I'm sorry it's so confusing. There is so much drama going around this poor girl. She's a strong kid but I'm just afraid she's going to get depressed. My brother told me she told him 'I wish I was just in heaven with Mom' I'm really scared for her. She doesn't have a job anymore. She has very very low self confidence. There is just so much pressure around her. I don't even think I could handle it.

This is actually really serious to me. Thank you if you read this, I know how long it is. I'm just really concerned for Ashley. Any suggestions/advice anything is appreciated. Do you think it would be nice for her to come stay at my house for a few days? I mean I'm home all day and me and her could just talk?

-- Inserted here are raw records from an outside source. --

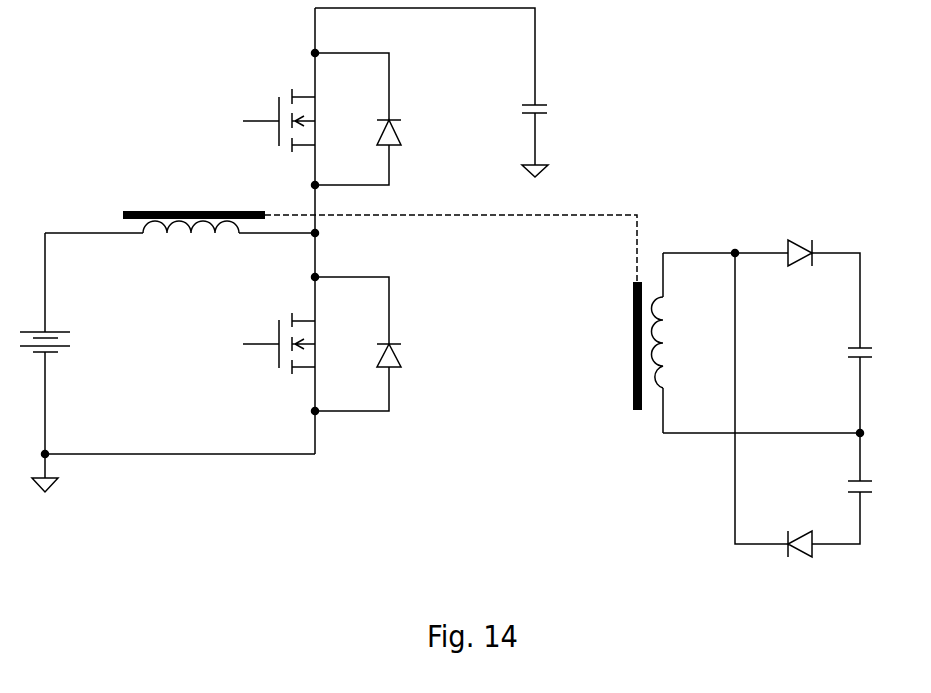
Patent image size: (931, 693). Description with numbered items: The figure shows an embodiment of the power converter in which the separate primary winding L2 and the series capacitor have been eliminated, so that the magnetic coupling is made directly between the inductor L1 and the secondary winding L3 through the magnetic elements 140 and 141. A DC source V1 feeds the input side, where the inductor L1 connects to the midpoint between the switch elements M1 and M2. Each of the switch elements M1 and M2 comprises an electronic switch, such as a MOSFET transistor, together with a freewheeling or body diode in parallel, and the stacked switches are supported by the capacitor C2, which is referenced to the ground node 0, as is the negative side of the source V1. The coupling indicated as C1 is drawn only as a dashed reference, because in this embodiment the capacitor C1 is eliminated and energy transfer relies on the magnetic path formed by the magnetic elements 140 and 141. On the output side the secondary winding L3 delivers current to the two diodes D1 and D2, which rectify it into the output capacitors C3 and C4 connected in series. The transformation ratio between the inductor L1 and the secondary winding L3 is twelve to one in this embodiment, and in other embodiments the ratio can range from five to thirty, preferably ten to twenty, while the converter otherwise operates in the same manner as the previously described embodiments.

The magnetic element 140 is at (633, 300).
The magnetic element 141 is at (141, 211).
The ground reference node 0 is at (294, 334).
The switch element M1 is at (277, 340).
The switch element M2 is at (277, 118).
The inductor L1 is at (191, 213).
The secondary winding L3 is at (687, 336).
The capacitor C1 is at (451, 237).
The capacitor C2 is at (520, 104).
The output capacitor C3 is at (842, 346).
The output capacitor C4 is at (842, 481).
The diode D1 is at (806, 241).
The diode D2 is at (806, 557).
The input voltage source V1 is at (55, 338).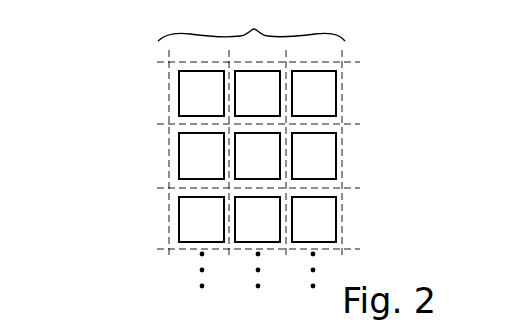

I forgot to mention she took a little bit of time of high school (a year) because she couldn't be there because she was just so sad about her Mom and she is going back to finish it in February.

Thank you so much!
 

zeitgeist

PF Fiend
Oct 8, 2008
1,464
0
0
How big is the house? Has she considered taking in a roommate or two and charging them rent to live there? That kills two birds with one stone: she'll have people in the house with her and she'll be able to pay the bills and taxes.
 

JessicaMadison

PF Enthusiast
Dec 27, 2008
343
0
0
52
It has two bedrooms in it. Perfect suggestion, thank you very much. I appreciate it so much. Thanks for taking the time to read it.
 

16th ave.

PF Addict
Jan 4, 2009
3,338
1
0
49
East Texas
well, if you're all the time, drop by "just because" when she's there. and just find different things to chat about. ya know--get to know her more in the things she likes and once liked to do wtih her mom, her hobbies. but find any ole excuse to drop by. say you made too much of this or that and thought she might like some and such, but any ole excuse. find something to talk to her about---eventually she might begin to open up to you some and talk about these things she's going through.

you say she's going to college soon: if it's in the area--she could get on their work program, do the classes online, or just go part time while she works to keep/pay for the house if the house is very important to her. she should be able to get pell grants and student loans that she doesn't have to pay back until she finishes get her degree or ceritficate or just stops going for whatever reason.
i agree with zeit too--a couple of renters would help her to make those payments on the utilities and taxes she has each yr. but if she does that--get someone to be there to help her "screen" the applicants....and if she can afford one--- a dog or a pet of somekind would give her comfort and company when she's at the house alone.